Melihat kematangan usianya yang telah melebihi usia kemerdekaan Republik Indonesia, keduanya jelas memiliki pengalaman interaksi dengan lanskap sejarah keindonesiaan yang lengkap dan utuh. Keduanya merupakan organisasi tujuh zaman. Keduanya sama-sama pernah menjalani masa penjajahan Belanda, Pendudukan Jepang, Revolusi Kemerdekaan, Demokrasi Parlementer, Demokrasi Terpimpin, Orde Baru, Dan Sekarang Era Reformasi.

Kedua organisasi memiliki berbagai perbedaaan pandangan dalam fiqih. Dalam masyarakat perbedaan paling nyata adalah dalam berbagi masalah furu’ (cabang). Misalnya Muhammadiyah melarang (bahkan membid’ahkan) bacaan qunut diwaktu shubuh, sedang NU mensunnahkan , bahkan masuk dalam ab’ad yang kalau tidak dilakukan harus melakukan sujud sahwi, dan berbagai masalah lain. Alhadulillah perbedaan pandangan ini sudah tidak menjadikan pertentangan lagi, karena kedewasaan dan toleransi yang besar dari keduanya.

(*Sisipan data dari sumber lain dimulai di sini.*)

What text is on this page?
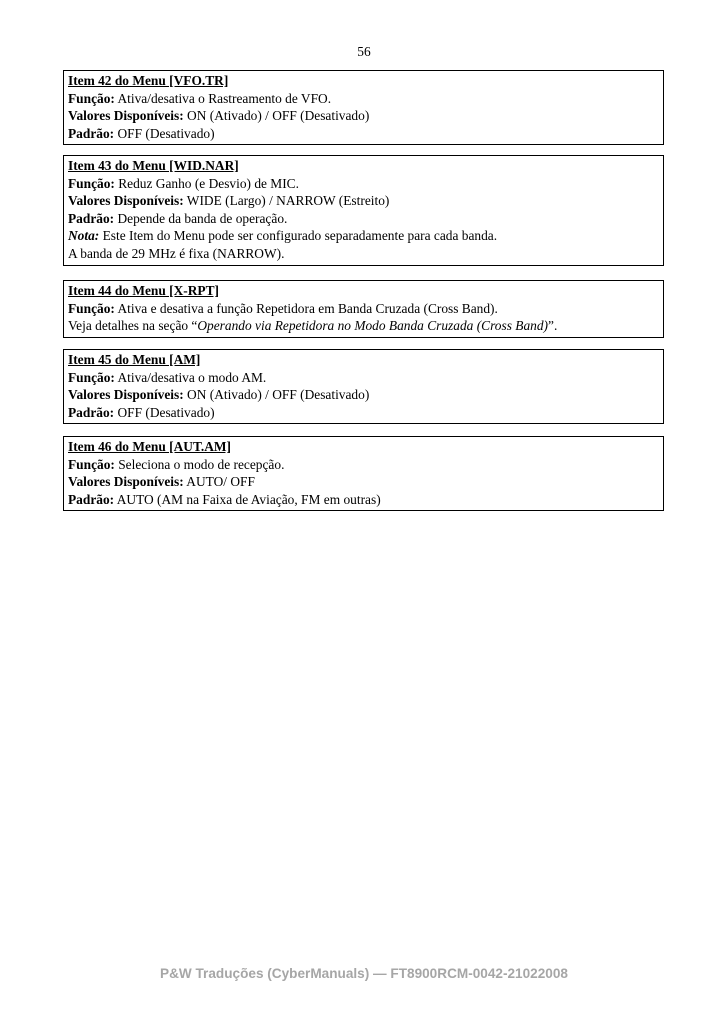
56
Item 42 do Menu [VFO.TR]
Função: Ativa/desativa o Rastreamento de VFO.
Valores Disponíveis: ON (Ativado) / OFF (Desativado)
Padrão: OFF (Desativado)
Item 43 do Menu [WID.NAR]
Função: Reduz Ganho (e Desvio) de MIC.
Valores Disponíveis: WIDE (Largo) / NARROW (Estreito)
Padrão: Depende da banda de operação.
Nota: Este Item do Menu pode ser configurado separadamente para cada banda.
A banda de 29 MHz é fixa (NARROW).
Item 44 do Menu [X-RPT]
Função: Ativa e desativa a função Repetidora em Banda Cruzada (Cross Band).
Veja detalhes na seção “Operando via Repetidora no Modo Banda Cruzada (Cross Band)”.
Item 45 do Menu [AM]
Função: Ativa/desativa o modo AM.
Valores Disponíveis: ON (Ativado) / OFF (Desativado)
Padrão: OFF (Desativado)
Item 46 do Menu [AUT.AM]
Função: Seleciona o modo de recepção.
Valores Disponíveis: AUTO/ OFF
Padrão: AUTO (AM na Faixa de Aviação, FM em outras)
P&W Traduções (CyberManuals) — FT8900RCM-0042-21022008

Perbedaan antara NU dan Muhammadiyah di seputar ibadah, sesungguhnya tidak masuk hal yang bersifat prinsip, misalnya dalam jumlah raka’at dalam shalat taraweh, menggunakan qunut dan tidak, mengawali ushalli dalam mengawali shalat atau tidak, shalat hari raya dimasjid atau dilapangan, shalat jumat menggunakan adzan sekali atau dua kali, pakai kopiah atau tidak dan lain sebagainya.

Di Kabupaten Sleman dari sisi jumlah pendidikan formal dari SD hingga SMA maupun Perguruan Tinggi yang dimiliki Muhamadiyah lebih banyak daripada NU, dan ini merupakan fenomena di banyak daerah-daerah lain. Di sisi lain NU memiliki kelebihan di pendidikan non formal keagamaan, dari data yang dimiliki Kantor Kemenag Kabupaten Sleman, sebanyak 142 Pondok Pesantren hingga tahun 2018. Dari 142 Pondok Pesantren tersebut 84 diantaranya adalah di bawah koordinasi NU, meskipun ada beberapa diantaranya dapat dikatakan hidup segan mati tak mau karena tidak memiliki santri lagi. Sedangkan yang dibawah koordinasi Muhammadiyah ‘hanya’ 30 an dan sisanya milik umum yang tidak berafiliasi ke organisasi keagamaan.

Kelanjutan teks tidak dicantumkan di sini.